While the complicity claims permissible under the new HHS policy appeal to religious health care providers, they throw the door wide open for violations of patients’ rights. Most worryingly, they allow providers to refuse to refer patients out for procedures like abortion or gender affirmation surgery. The executive director of the American Association of Pro-Life Obstetricians and Gynecologists has suggested that referring a patient out for an abortion is “material cooperation” analogous to giving a patient struggling with opioid use the name of a drug dealer. Abortion is a safe and legal procedure to which Americans have a right. Moreover, to create a false equivalence between a woman seeking a legal abortion and an individual seeking non-medical access to opioids makes plain that refusals to refer are personal moral beliefs, masquerading as medical judgment. Refusing to refer to a secular provider on personal religious grounds is not a legitimate expression of medical judgment. For patients in more populous areas, or those with money and reliable transportation, a refusal to refer can be a mere inconvenience. For others, it can inhibit or discourage them from obtaining the procedure at all. While requiring religious health care providers to make referrals may burden their religious liberty, it must be balanced against the burden that women like Tamesha Meaks bear when they are sent home in the middle of a miscarriage, with a few Tylenol and without a referral to a secular hospital. In other words, the First Amendment right of providers to be religious ought to be balanced against the First Amendment right of patients to secular healthcare. Perhaps the pulpit, not the hospital, is the appropriate forum for providers to promote their beliefs.

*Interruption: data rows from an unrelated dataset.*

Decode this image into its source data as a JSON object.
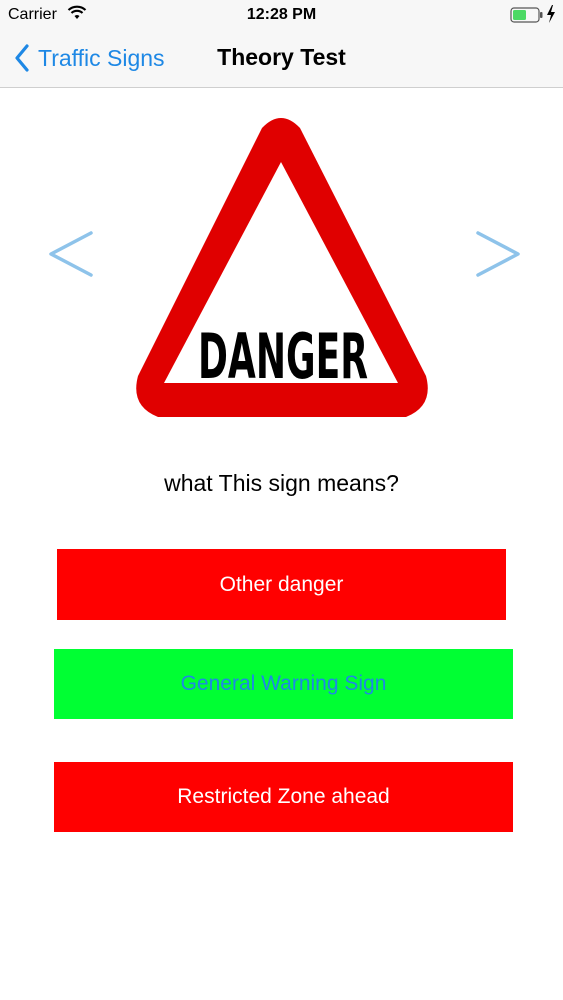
{
  "status_bar": {
    "carrier": "Carrier",
    "time": "12:28 PM",
    "wifi_icon": "wifi-icon",
    "battery_icon": "battery-icon",
    "charging_icon": "bolt-icon"
  },
  "nav": {
    "back_label": "Traffic Signs",
    "title": "Theory Test"
  },
  "sign": {
    "text": "DANGER",
    "icon": "danger-warning-sign"
  },
  "question": "what This sign means?",
  "answers": [
    {
      "label": "Other danger",
      "background": "#ff0000",
      "text_color": "#ffffff"
    },
    {
      "label": "General Warning Sign",
      "background": "#00ff33",
      "text_color": "#1e88e5"
    },
    {
      "label": "Restricted Zone ahead",
      "background": "#ff0000",
      "text_color": "#ffffff"
    }
  ],
  "colors": {
    "accent": "#1e88e5",
    "arrow": "#8ec3ea",
    "sign_red": "#e00000",
    "nav_background": "#f7f7f7"
  }
}
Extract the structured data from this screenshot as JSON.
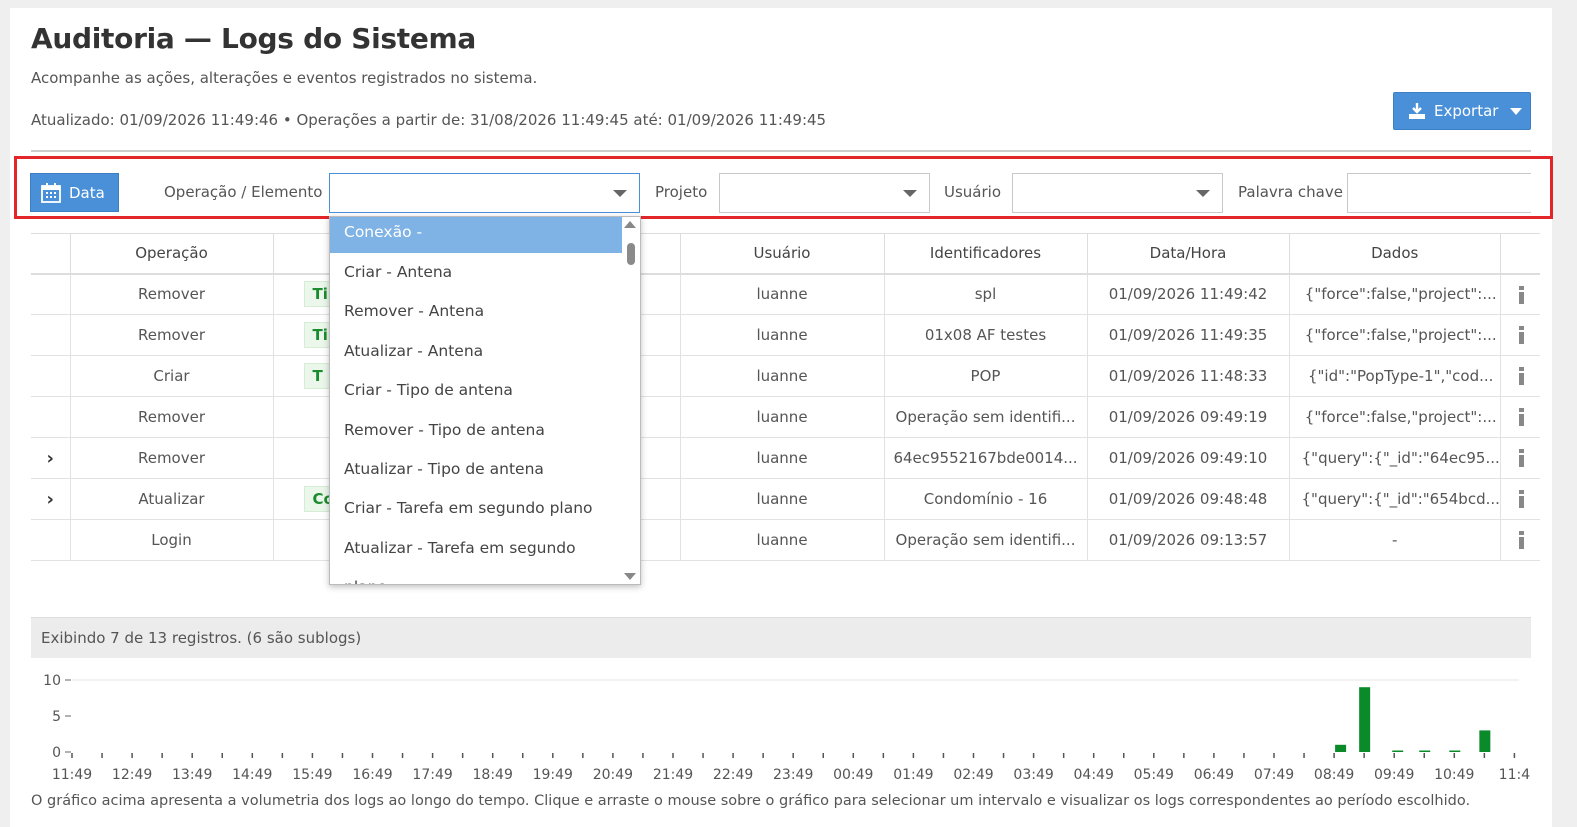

The power to impose your faith on others is particularly salient in the health care context, and the Supreme Court has long recognized that religious liberty should not be used to harm others. One person’s religious liberty ought to terminate where another’s begins. When Congress felt as though the Court began to damage this principle, it responded with the passage of RFRA. Similarly, the legislative or executive branch of the next administration should move swiftly to ameliorate the damage that Hobby Lobby and HHS’s new policy have done to the rights of patients across the country.